Now if we make a graph for $n=2$, the graph splits into two non-connected isomorphic sub-graphs as shown:

The same occurs for $n=2,5,8,11,14$, so I assume it holds for $n=3k+2$. For other $n$'s it is a graph with single connected component. Can we prove that the graph splits for $n\equiv 2 \pmod 3$?

My attempts:

I was trying to find some attribute that is invariant for the bit flipping and show that there are two states with this attribute being different (for $n=3k+2$ that is). This is easy for $n=2$ case as we can see that bits parity is always preserved. However the same does not work for $n=5$: as an example there are two states such as $00100$ and $00010$ that cannot be reached from one another, but bits have the same parity. There is probably some simple argument for this, but I don't see it.

By the way here is a Python code that can be used to generate such graphs, it requires graphviz:

length=5

def flip(N, bit):
    pattern = 3 if bit == 0 else 7 << bit-1
    return (N ^ pattern) & ((1 << length)-1)

def binary(n):
    return format(n, '0%ib' % length)[::-1]

from graphviz import Graph
dot = Graph()

for v1 in range(2**length):
    for b in range(length):
        v2 = flip(v1, b)
        if v1 <= v2:
            dot.edge(binary(v1),binary(v2),str(b+1)+".")
dot.render('graph_complete%i' % length, view=True)

Answer 1

Almost complete solution, or at least a very broad hint

This is a 1D version of the game "lights out". Philip Klein in his book on The Matrix in Computer Science has a nice analysis for the 2D case that should apply here. But the gist is this:

Start from any bit vector in $F^k$ where $F$ is the field of 2 elements. Applying an operation amounts to adding to it one of the $k$ vectors $$ \pmatrix{1&1&0&\ldots& 0} \\ \pmatrix{1&1&1&\ldots& 0} \\ \pmatrix{0 & 1&1&1&\ldots& 0} \\ \pmatrix{0 & 0 & 1&1&1&\ldots& 0} \\ \vdots\\ \pmatrix{0 & \ldots&1&1&1& 0} \\ \pmatrix{0 & \ldots & 0 &1&1&1} \\ \pmatrix{0 & \ldots & 0 &0&1&1} \\ $$ so you can put these in a matrix, row-reduce it, and compute its rank. If the rank is not $k$, then not every target bit-vector is reachable from the all-zero vector, and your graph has at least two components.
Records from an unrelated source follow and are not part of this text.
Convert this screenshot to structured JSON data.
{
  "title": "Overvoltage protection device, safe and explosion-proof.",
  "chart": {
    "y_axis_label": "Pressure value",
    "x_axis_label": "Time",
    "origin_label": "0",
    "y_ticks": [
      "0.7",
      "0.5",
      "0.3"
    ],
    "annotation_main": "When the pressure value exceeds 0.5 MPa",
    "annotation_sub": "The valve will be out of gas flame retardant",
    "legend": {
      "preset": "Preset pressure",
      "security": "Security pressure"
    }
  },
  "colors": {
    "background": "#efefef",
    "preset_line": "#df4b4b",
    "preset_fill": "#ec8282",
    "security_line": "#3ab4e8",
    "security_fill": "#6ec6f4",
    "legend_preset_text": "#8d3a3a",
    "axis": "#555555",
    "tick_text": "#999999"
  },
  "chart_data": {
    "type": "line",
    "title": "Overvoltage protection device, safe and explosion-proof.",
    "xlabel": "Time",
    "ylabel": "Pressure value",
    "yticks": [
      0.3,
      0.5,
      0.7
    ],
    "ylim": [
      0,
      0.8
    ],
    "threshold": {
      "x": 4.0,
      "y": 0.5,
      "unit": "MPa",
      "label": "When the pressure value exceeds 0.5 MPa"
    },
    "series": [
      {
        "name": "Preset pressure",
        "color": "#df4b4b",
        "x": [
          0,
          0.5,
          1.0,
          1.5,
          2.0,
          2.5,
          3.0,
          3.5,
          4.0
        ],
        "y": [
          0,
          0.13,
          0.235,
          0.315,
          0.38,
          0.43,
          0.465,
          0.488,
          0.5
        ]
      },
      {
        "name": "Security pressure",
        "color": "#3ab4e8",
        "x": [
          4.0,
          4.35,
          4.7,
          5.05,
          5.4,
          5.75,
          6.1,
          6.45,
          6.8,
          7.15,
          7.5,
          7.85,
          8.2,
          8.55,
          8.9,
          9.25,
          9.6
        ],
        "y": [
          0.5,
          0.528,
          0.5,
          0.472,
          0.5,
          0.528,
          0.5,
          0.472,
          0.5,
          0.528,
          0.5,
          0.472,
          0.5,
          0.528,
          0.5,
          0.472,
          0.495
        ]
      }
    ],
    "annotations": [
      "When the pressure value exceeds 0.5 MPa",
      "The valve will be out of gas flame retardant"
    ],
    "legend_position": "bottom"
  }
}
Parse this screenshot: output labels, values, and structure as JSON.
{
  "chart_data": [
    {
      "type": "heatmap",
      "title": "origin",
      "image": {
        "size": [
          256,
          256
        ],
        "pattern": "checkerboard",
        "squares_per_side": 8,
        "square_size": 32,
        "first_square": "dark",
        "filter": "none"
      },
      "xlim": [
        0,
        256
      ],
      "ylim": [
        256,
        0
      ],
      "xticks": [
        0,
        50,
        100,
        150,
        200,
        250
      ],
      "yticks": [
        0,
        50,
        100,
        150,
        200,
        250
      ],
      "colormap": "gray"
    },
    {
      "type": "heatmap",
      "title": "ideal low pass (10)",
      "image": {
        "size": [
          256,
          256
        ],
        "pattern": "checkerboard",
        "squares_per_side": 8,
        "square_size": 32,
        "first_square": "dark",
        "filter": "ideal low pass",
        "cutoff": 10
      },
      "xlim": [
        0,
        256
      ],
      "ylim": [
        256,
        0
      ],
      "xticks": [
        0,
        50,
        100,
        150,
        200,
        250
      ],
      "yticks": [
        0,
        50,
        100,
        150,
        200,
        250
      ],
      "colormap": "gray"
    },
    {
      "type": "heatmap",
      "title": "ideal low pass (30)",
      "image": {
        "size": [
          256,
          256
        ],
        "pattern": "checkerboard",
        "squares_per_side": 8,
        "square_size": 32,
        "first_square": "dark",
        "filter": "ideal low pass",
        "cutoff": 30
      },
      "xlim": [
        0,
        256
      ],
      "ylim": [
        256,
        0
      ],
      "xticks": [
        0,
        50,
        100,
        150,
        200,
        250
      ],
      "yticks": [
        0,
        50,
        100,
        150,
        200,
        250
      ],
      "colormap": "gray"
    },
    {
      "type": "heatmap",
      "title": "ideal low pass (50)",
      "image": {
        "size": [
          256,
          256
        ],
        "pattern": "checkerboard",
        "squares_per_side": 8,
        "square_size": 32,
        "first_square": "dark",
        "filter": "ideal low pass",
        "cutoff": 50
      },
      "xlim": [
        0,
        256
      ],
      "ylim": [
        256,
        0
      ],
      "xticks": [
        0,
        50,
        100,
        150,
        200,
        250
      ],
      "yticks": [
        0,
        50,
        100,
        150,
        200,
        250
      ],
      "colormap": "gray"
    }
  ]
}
Row reduction for this matrix appears to be relatively simple and methodical. Give it a shot.

Answer 2

Based on @JohnHughes answer, I was able to prove this. Basically the matrix corresponding to the vectors is actually a Tridiagonal matrix, for which determinant is well known and is given by recurrence formula $$ f_n=f_{n-1}-f_{n-2}\, ,f_0=1\, , f_{-1}=0 $$ which gives a sequence of (starting from $n=1$) $$ 1,0,-1,-1,0,1,1,0,-1,-1,\dots $$ which can be easily seen to be $0$ for $n=3k+2$, so there the rank of the matrix is $<n$ and not all states can be reachable by these linear combinations.